国家と人民の区別を

華僑の子どもらが通う神戸市中央区神戸中華同文学校に27、28日、男の声で「尖閣諸島の件、なめたらあかんぞ。殺すぞ」などという脅迫電話が計3度かかったほか、28日には生徒に危害を加えるという内容の脅迫文が郵送されたそうだ。

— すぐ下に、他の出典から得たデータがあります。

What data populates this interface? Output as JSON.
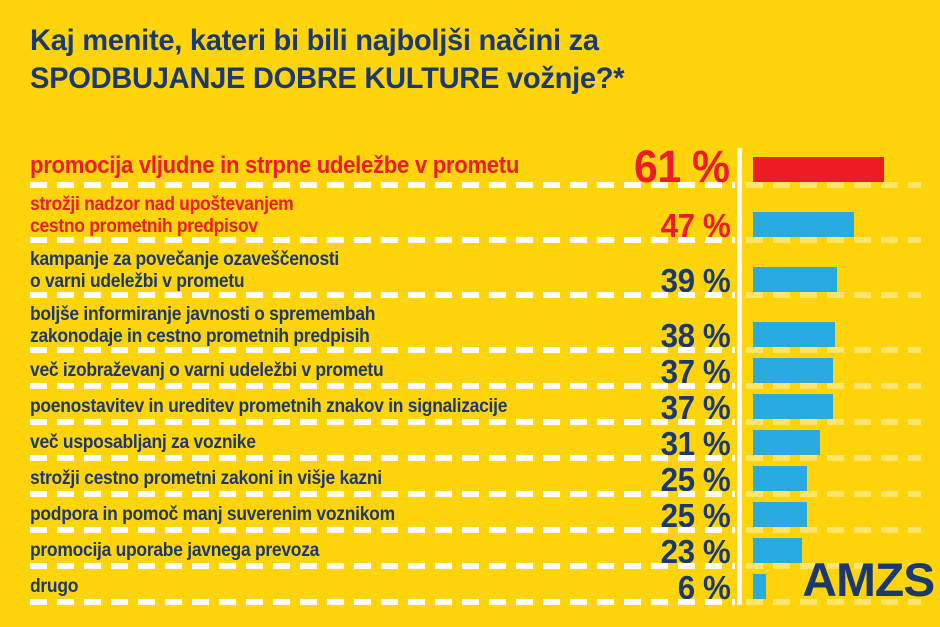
{
  "title": "Kaj menite, kateri bi bili najboljši načini za\nSPODBUJANJE DOBRE KULTURE vožnje?*",
  "logo_text": "AMZS",
  "colors": {
    "background": "#FFD40A",
    "red": "#ED1C24",
    "blue": "#29ABE2",
    "navy": "#1B3A6B",
    "separator": "#FFFFFF"
  },
  "chart_data": {
    "type": "bar",
    "orientation": "horizontal",
    "unit": "%",
    "title": "Kaj menite, kateri bi bili najboljši načini za SPODBUJANJE DOBRE KULTURE vožnje?*",
    "xlim": [
      0,
      61
    ],
    "grid": false,
    "legend": "none",
    "categories": [
      "promocija vljudne in strpne udeležbe v prometu",
      "strožji nadzor nad upoštevanjem cestno prometnih predpisov",
      "kampanje za povečanje ozaveščenosti o varni udeležbi v prometu",
      "boljše informiranje javnosti o spremembah zakonodaje in cestno prometnih predpisih",
      "več izobraževanj o varni udeležbi v prometu",
      "poenostavitev in ureditev prometnih znakov in signalizacije",
      "več usposabljanj za voznike",
      "strožji cestno prometni zakoni in višje kazni",
      "podpora in pomoč manj suverenim voznikom",
      "promocija uporabe javnega prevoza",
      "drugo"
    ],
    "values": [
      61,
      47,
      39,
      38,
      37,
      37,
      31,
      25,
      25,
      23,
      6
    ],
    "rows": [
      {
        "label": "promocija vljudne in strpne udeležbe v prometu",
        "value": 61,
        "value_label": "61 %",
        "text_color": "red",
        "bar_color": "red",
        "emphasis": "large",
        "lines": 1
      },
      {
        "label": "strožji nadzor nad upoštevanjem\ncestno prometnih predpisov",
        "value": 47,
        "value_label": "47 %",
        "text_color": "red",
        "bar_color": "blue",
        "lines": 2
      },
      {
        "label": "kampanje za povečanje ozaveščenosti\no varni udeležbi v prometu",
        "value": 39,
        "value_label": "39 %",
        "text_color": "navy",
        "bar_color": "blue",
        "lines": 2
      },
      {
        "label": "boljše informiranje javnosti o spremembah\nzakonodaje in cestno prometnih predpisih",
        "value": 38,
        "value_label": "38 %",
        "text_color": "navy",
        "bar_color": "blue",
        "lines": 2
      },
      {
        "label": "več izobraževanj o varni udeležbi v prometu",
        "value": 37,
        "value_label": "37 %",
        "text_color": "navy",
        "bar_color": "blue",
        "lines": 1
      },
      {
        "label": "poenostavitev in ureditev prometnih znakov in signalizacije",
        "value": 37,
        "value_label": "37 %",
        "text_color": "navy",
        "bar_color": "blue",
        "lines": 1
      },
      {
        "label": "več usposabljanj za voznike",
        "value": 31,
        "value_label": "31 %",
        "text_color": "navy",
        "bar_color": "blue",
        "lines": 1
      },
      {
        "label": "strožji cestno prometni zakoni in višje kazni",
        "value": 25,
        "value_label": "25 %",
        "text_color": "navy",
        "bar_color": "blue",
        "lines": 1
      },
      {
        "label": "podpora in pomoč manj suverenim voznikom",
        "value": 25,
        "value_label": "25 %",
        "text_color": "navy",
        "bar_color": "blue",
        "lines": 1
      },
      {
        "label": "promocija uporabe javnega prevoza",
        "value": 23,
        "value_label": "23 %",
        "text_color": "navy",
        "bar_color": "blue",
        "lines": 1
      },
      {
        "label": "drugo",
        "value": 6,
        "value_label": "6 %",
        "text_color": "navy",
        "bar_color": "blue",
        "lines": 1
      }
    ]
  }
}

これはまことに遺憾な(神戸地区の)日本人の行動である。
以前、アメリカ人は「アメリカは好きだがアメリカ政府のやり方へ嫌いである。」と話すのを聞いたことがある。日本人は日本という国と政府を区別していると思うが、海外から見た日本に対して、「日本製品は好きだが、日本人は顔が見えない。」と聞いたことがある。パリの店では「日本人の方が中国人よりまし。」という意見もある。ただし、日本が1990年前後のバブルのとき、団体で海外に押し掛け札びらを切って威張っていた姿は、今の中国人団体客でひんしゅくを買うのと、あまり変わらない。つまり、アジア人は団体になると羽目を外すし、暴徒と化する可能性がある。個人主義でなく全体(村社会)主義だからだ。
提案だが、日本に住む中国人、日本に帰化した中国人、そして日本に旅行に来て帰ろうとする中国人に対して、「尖閣問題の日本と中国の対応」について、インタビューをしてみたらどうか。(名前を出すと中国の公安に目をつけられる可能性があるが。)そうすればより中立的な意見や解決策が聞けるかもしれない。
さらに今回のソリューションとしては、クリントン元大統領が北朝鮮で拘留された米国人を救うために訪朝したように、日本側も(尖閣問題とは別に)政府関係者を訪中させて交渉する必要がある。とくに中国で大見えを切った小沢氏や田中真紀子氏などは先方にとって受け入れやすいのではないか。
話は戻るが、中国の覇権主義による暴走行為は以前から予知できたし、本稿でも「普天間海兵隊をグアムへ移転すると、日米の対中防衛ラインがダメになる」と警告している。
今回の中国政府の行動はあくまで政府の無謀な行為だ。一方、在日の中国人は中国よりも日本での生活や国籍を選択しているのであり、彼らを攻めるは全く逆である。それよりも彼らの意見を聞き、逆に彼らに日本の民主主義(右翼は別だが)の良さをアピールさせるように持ってゆくことが、日本の世界での理解と地位向上につながると考えられる。
決して在日中国人を責めてはならない。責めるべきは、中国政府であり、漁船により侵略を試みる半軍人である。
小生の知り合いの中国人でも、政府が嫌いで米国、カナダ、豪州、日本に移住・帰化した人間が大勢いる。彼らを敵に回すのは本末転倒だ。無知蒙昧な右翼の行動を日本は制する必要がある。(本当の憂国ならば漁船を買って体を張って尖閣で自衛行動をすればよい。)
日本人が、「中国ってこんなにひどい政府だったのか」と思っている矢先に、在日中国人に「日本人ってこんなにひどい人たちだったのか」と思わせるのは最悪だ。